We were so honored today to present at the Society of American Archivists 2017 Annual Meeting to discuss the Helen Keller Archive digitization project, and our work to create a fully accessible archival collection. Our topics included:
- Why we were doing it, and why you should, too!
- The process of digitizing braille, and other tricky materials
- Metadata—all the information about the information that is contained in the collection (archivists love that stuff)
- How to make websites accessible
- How to conduct usability testing, and why you should bother
- What we learned, and how we changed the site accordingly
We had some wonderful questions from the audience after today's presentation, and wanted to share them with you.
What platform are you using?
Veridian has been a wonderful partner in this project, and we asked them for a lot of customization of both the user end and the administrative interface.
Originally, Veridian's platform did not have a transcription interface. Hudson Archival worked with them to build that in, and Veridian enhanced the transcription functions radically to support our volunteers' needs. The transcription platform allows the volunteer to see the item that he or she is transcribing side by side with their transcription data. For people correcting the errors that so commonly occur in optical character recognition (OCR), the tool highlights the area that you are working on as you correct it.
Veridian has significantly enhanced the administrative functions over the course of this project, so that an administrator can track the transcribers' work, and easily assist if problems arise.
What work flow did you develop for transcription?
AFB staff developed a set of transcription standards that would lead to a good user experience for people using screen readers. We use these standards to train volunteers. As mentioned previously, the platform allows administrators to review transcriptionists work as they proceed.
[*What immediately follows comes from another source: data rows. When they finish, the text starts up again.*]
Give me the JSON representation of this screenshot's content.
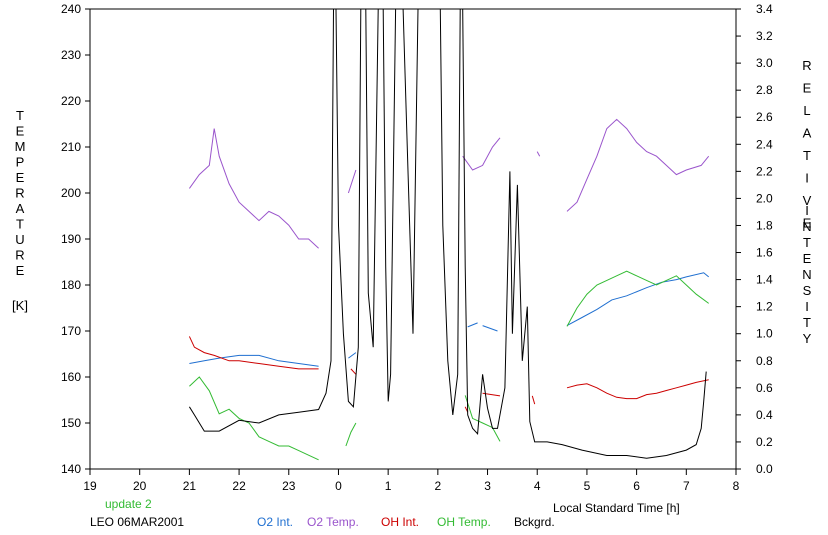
{
  "chart_data": {
    "type": "line",
    "left_axis": {
      "label_letters": [
        "T",
        "E",
        "M",
        "P",
        "E",
        "R",
        "A",
        "T",
        "U",
        "R",
        "E"
      ],
      "unit": "[K]",
      "ylim": [
        140,
        240
      ],
      "ticks": [
        140,
        150,
        160,
        170,
        180,
        190,
        200,
        210,
        220,
        230,
        240
      ]
    },
    "right_axis": {
      "label_letters_top": [
        "R",
        "E",
        "L",
        "A",
        "T",
        "I",
        "V",
        "E"
      ],
      "label_letters_bottom": [
        "I",
        "N",
        "T",
        "E",
        "N",
        "S",
        "I",
        "T",
        "Y"
      ],
      "ylim": [
        0,
        3.4
      ],
      "ticks": [
        "0.0",
        "0.2",
        "0.4",
        "0.6",
        "0.8",
        "1.0",
        "1.2",
        "1.4",
        "1.6",
        "1.8",
        "2.0",
        "2.2",
        "2.4",
        "2.6",
        "2.8",
        "3.0",
        "3.2",
        "3.4"
      ]
    },
    "x_axis": {
      "label": "Local Standard Time [h]",
      "ticks": [
        "19",
        "20",
        "21",
        "22",
        "23",
        "0",
        "1",
        "2",
        "3",
        "4",
        "5",
        "6",
        "7",
        "8"
      ],
      "xlim": [
        19,
        32
      ]
    },
    "annotation_update": "update 2",
    "annotation_site": "LEO 06MAR2001",
    "series": [
      {
        "name": "O2 Int.",
        "color": "#1f6fd0",
        "axis": "right",
        "segments": [
          [
            [
              21.0,
              0.78
            ],
            [
              21.3,
              0.8
            ],
            [
              21.6,
              0.82
            ],
            [
              22.0,
              0.84
            ],
            [
              22.4,
              0.84
            ],
            [
              22.8,
              0.8
            ],
            [
              23.2,
              0.78
            ],
            [
              23.6,
              0.76
            ]
          ],
          [
            [
              24.2,
              0.82
            ],
            [
              24.35,
              0.86
            ]
          ],
          [
            [
              26.6,
              1.05
            ],
            [
              26.8,
              1.08
            ]
          ],
          [
            [
              26.9,
              1.06
            ],
            [
              27.2,
              1.02
            ]
          ],
          [
            [
              28.6,
              1.06
            ],
            [
              28.9,
              1.12
            ],
            [
              29.2,
              1.18
            ],
            [
              29.5,
              1.25
            ],
            [
              29.8,
              1.28
            ],
            [
              30.2,
              1.34
            ],
            [
              30.5,
              1.38
            ],
            [
              30.8,
              1.4
            ],
            [
              31.0,
              1.42
            ],
            [
              31.35,
              1.45
            ],
            [
              31.45,
              1.42
            ]
          ]
        ]
      },
      {
        "name": "O2 Temp.",
        "color": "#9a55cc",
        "axis": "left",
        "segments": [
          [
            [
              21.0,
              201
            ],
            [
              21.2,
              204
            ],
            [
              21.4,
              206
            ],
            [
              21.5,
              214
            ],
            [
              21.6,
              208
            ],
            [
              21.8,
              202
            ],
            [
              22.0,
              198
            ],
            [
              22.2,
              196
            ],
            [
              22.4,
              194
            ],
            [
              22.6,
              196
            ],
            [
              22.8,
              195
            ],
            [
              23.0,
              193
            ],
            [
              23.2,
              190
            ],
            [
              23.4,
              190
            ],
            [
              23.6,
              188
            ]
          ],
          [
            [
              24.2,
              200
            ],
            [
              24.35,
              205
            ]
          ],
          [
            [
              26.5,
              208
            ],
            [
              26.7,
              205
            ],
            [
              26.9,
              206
            ],
            [
              27.1,
              210
            ],
            [
              27.25,
              212
            ]
          ],
          [
            [
              28.0,
              209
            ],
            [
              28.05,
              208
            ]
          ],
          [
            [
              28.6,
              196
            ],
            [
              28.8,
              198
            ],
            [
              29.0,
              203
            ],
            [
              29.2,
              208
            ],
            [
              29.4,
              214
            ],
            [
              29.6,
              216
            ],
            [
              29.8,
              214
            ],
            [
              30.0,
              211
            ],
            [
              30.2,
              209
            ],
            [
              30.4,
              208
            ],
            [
              30.6,
              206
            ],
            [
              30.8,
              204
            ],
            [
              31.0,
              205
            ],
            [
              31.3,
              206
            ],
            [
              31.45,
              208
            ]
          ]
        ]
      },
      {
        "name": "OH Int.",
        "color": "#cc0000",
        "axis": "right",
        "segments": [
          [
            [
              21.0,
              0.98
            ],
            [
              21.1,
              0.9
            ],
            [
              21.3,
              0.86
            ],
            [
              21.5,
              0.84
            ],
            [
              21.8,
              0.8
            ],
            [
              22.0,
              0.8
            ],
            [
              22.4,
              0.78
            ],
            [
              22.8,
              0.76
            ],
            [
              23.2,
              0.74
            ],
            [
              23.6,
              0.74
            ]
          ],
          [
            [
              24.25,
              0.74
            ],
            [
              24.35,
              0.7
            ]
          ],
          [
            [
              26.55,
              0.46
            ],
            [
              26.6,
              0.42
            ]
          ],
          [
            [
              26.9,
              0.56
            ],
            [
              27.25,
              0.54
            ]
          ],
          [
            [
              27.9,
              0.54
            ],
            [
              27.95,
              0.48
            ]
          ],
          [
            [
              28.6,
              0.6
            ],
            [
              28.8,
              0.62
            ],
            [
              29.0,
              0.63
            ],
            [
              29.2,
              0.6
            ],
            [
              29.4,
              0.56
            ],
            [
              29.6,
              0.53
            ],
            [
              29.8,
              0.52
            ],
            [
              30.0,
              0.52
            ],
            [
              30.2,
              0.55
            ],
            [
              30.4,
              0.56
            ],
            [
              30.6,
              0.58
            ],
            [
              30.8,
              0.6
            ],
            [
              31.0,
              0.62
            ],
            [
              31.2,
              0.64
            ],
            [
              31.45,
              0.66
            ]
          ]
        ]
      },
      {
        "name": "OH Temp.",
        "color": "#33bb33",
        "axis": "left",
        "segments": [
          [
            [
              21.0,
              158
            ],
            [
              21.2,
              160
            ],
            [
              21.4,
              157
            ],
            [
              21.6,
              152
            ],
            [
              21.8,
              153
            ],
            [
              22.0,
              151
            ],
            [
              22.2,
              150
            ],
            [
              22.4,
              147
            ],
            [
              22.6,
              146
            ],
            [
              22.8,
              145
            ],
            [
              23.0,
              145
            ],
            [
              23.2,
              144
            ],
            [
              23.4,
              143
            ],
            [
              23.6,
              142
            ]
          ],
          [
            [
              24.15,
              145
            ],
            [
              24.25,
              148
            ],
            [
              24.35,
              150
            ]
          ],
          [
            [
              26.55,
              156
            ],
            [
              26.7,
              151
            ],
            [
              26.9,
              150
            ],
            [
              27.1,
              149
            ],
            [
              27.25,
              146
            ]
          ],
          [
            [
              28.6,
              171
            ],
            [
              28.8,
              175
            ],
            [
              29.0,
              178
            ],
            [
              29.2,
              180
            ],
            [
              29.4,
              181
            ],
            [
              29.6,
              182
            ],
            [
              29.8,
              183
            ],
            [
              30.0,
              182
            ],
            [
              30.2,
              181
            ],
            [
              30.4,
              180
            ],
            [
              30.6,
              181
            ],
            [
              30.8,
              182
            ],
            [
              31.0,
              180
            ],
            [
              31.2,
              178
            ],
            [
              31.45,
              176
            ]
          ]
        ]
      },
      {
        "name": "Bckgrd.",
        "color": "#000000",
        "axis": "right",
        "segments": [
          [
            [
              21.0,
              0.46
            ],
            [
              21.1,
              0.4
            ],
            [
              21.3,
              0.28
            ],
            [
              21.6,
              0.28
            ],
            [
              22.0,
              0.36
            ],
            [
              22.4,
              0.34
            ],
            [
              22.8,
              0.4
            ],
            [
              23.2,
              0.42
            ],
            [
              23.6,
              0.44
            ],
            [
              23.75,
              0.56
            ],
            [
              23.85,
              0.8
            ],
            [
              23.9,
              3.4
            ]
          ],
          [
            [
              23.95,
              3.4
            ],
            [
              24.0,
              1.8
            ],
            [
              24.1,
              1.0
            ],
            [
              24.2,
              0.5
            ],
            [
              24.3,
              0.46
            ],
            [
              24.4,
              0.9
            ],
            [
              24.45,
              3.4
            ]
          ],
          [
            [
              24.55,
              3.4
            ],
            [
              24.6,
              1.3
            ],
            [
              24.7,
              0.9
            ],
            [
              24.8,
              3.4
            ]
          ],
          [
            [
              24.9,
              3.4
            ],
            [
              24.95,
              1.5
            ],
            [
              25.0,
              0.5
            ],
            [
              25.05,
              0.7
            ],
            [
              25.15,
              3.4
            ]
          ],
          [
            [
              25.3,
              3.4
            ],
            [
              25.4,
              2.2
            ],
            [
              25.5,
              1.0
            ],
            [
              25.6,
              3.4
            ]
          ],
          [
            [
              26.05,
              3.4
            ],
            [
              26.1,
              1.8
            ],
            [
              26.2,
              0.8
            ],
            [
              26.3,
              0.4
            ],
            [
              26.4,
              0.7
            ],
            [
              26.45,
              3.4
            ]
          ],
          [
            [
              26.5,
              3.4
            ],
            [
              26.55,
              1.5
            ],
            [
              26.6,
              0.4
            ],
            [
              26.7,
              0.3
            ],
            [
              26.8,
              0.26
            ],
            [
              26.9,
              0.7
            ],
            [
              27.0,
              0.45
            ],
            [
              27.1,
              0.3
            ],
            [
              27.2,
              0.3
            ],
            [
              27.35,
              0.6
            ],
            [
              27.45,
              2.2
            ],
            [
              27.5,
              1.0
            ],
            [
              27.6,
              2.1
            ],
            [
              27.7,
              0.8
            ],
            [
              27.8,
              1.2
            ],
            [
              27.85,
              0.35
            ],
            [
              27.95,
              0.2
            ],
            [
              28.2,
              0.2
            ],
            [
              28.5,
              0.18
            ],
            [
              28.9,
              0.14
            ],
            [
              29.4,
              0.1
            ],
            [
              29.8,
              0.1
            ],
            [
              30.2,
              0.08
            ],
            [
              30.6,
              0.1
            ],
            [
              31.0,
              0.14
            ],
            [
              31.2,
              0.18
            ],
            [
              31.3,
              0.3
            ],
            [
              31.35,
              0.5
            ],
            [
              31.4,
              0.72
            ]
          ]
        ]
      }
    ]
  }
}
Encouraging your transcriptionists is vital to the success of a project like this. Even if they have the delight of transcribing hilarious letters from Mark Twain, it's really important to remember that someone who is getting up at 2 o'clock in the morning to do this as their gift to the world needs to be thanked. And we do appreciate it, so much. If you would like to be a part of this process, and join our wonderful transcription team, please contact me at firstname.lastname@example.org.
Will you be sharing the results of your work, so that we can all benefit from your accessibility and usability findings, and improvements to the user interface?
Yes! We are delighted at this positive response to archive accessibility. We are still testing and refining the user interface as we add functionality. We look forward to sharing all of our recommendations, resources, and insights with the official launch of the Helen Keller digital archive.
I didn't know the American Foundation for the Blind had Helen Keller's Archive—what other archival materials do you have?
We have many seminal collections, not least of which is AFB's own archive. 550 record storage boxes that span from 1915 to the present describe the history of the burgeoning blindness field, blindness advocacy in the United States, and around the world. Materials also include the origins of assistive technology in the US, the standardization of English braille, the creation of agencies advocating for people with vision loss, as well as work surrounding education, rehabilitation and public policy.
AFB's M.C. Migel Rare Book collection contains over 700 volumes on non-medical aspects of blindness, spanning from 1617 to the 1960s. We also have the Talking Book Archive, which charts the history of audio recording pioneered in the 1930s by AFB. Fabulous oral histories recorded in the 1980s, as well as manuscript collections created by leading figures in the blindness field—such as Berthold Lowenfeld, Natalie Carter Barraga, Ray Kurzweil, and Josephine L. Taylor—add to AFB's wonderfully rich collections.
How would a person who is deafblind access the transcripts?
Screen readers are software programs that allow people who are deafblind to read the text that is displayed on the computer screen in braille. Refreshable braille displays provide access to information on a computer screen by electronically raising and lowering different combinations of pins in braille cells. A braille display can show up to 80 characters from the screen and is refreshable—that is, it changes continuously as the user moves the cursor around on the screen. The braille display sits on the user's desk, often underneath the computer keyboard. The careful transcription of all materials in the Helen Keller Archive make these primary sources accessible to all.
One quick question: how awesome is this project? [I swear we didn't plant this guy!]
Thank you! We think so, too, and are excited to carry on. We are so grateful to the National Endowment for the Humanities for their support, as well as the many other individual, private, and corporate donors who have contributed to this labor of love!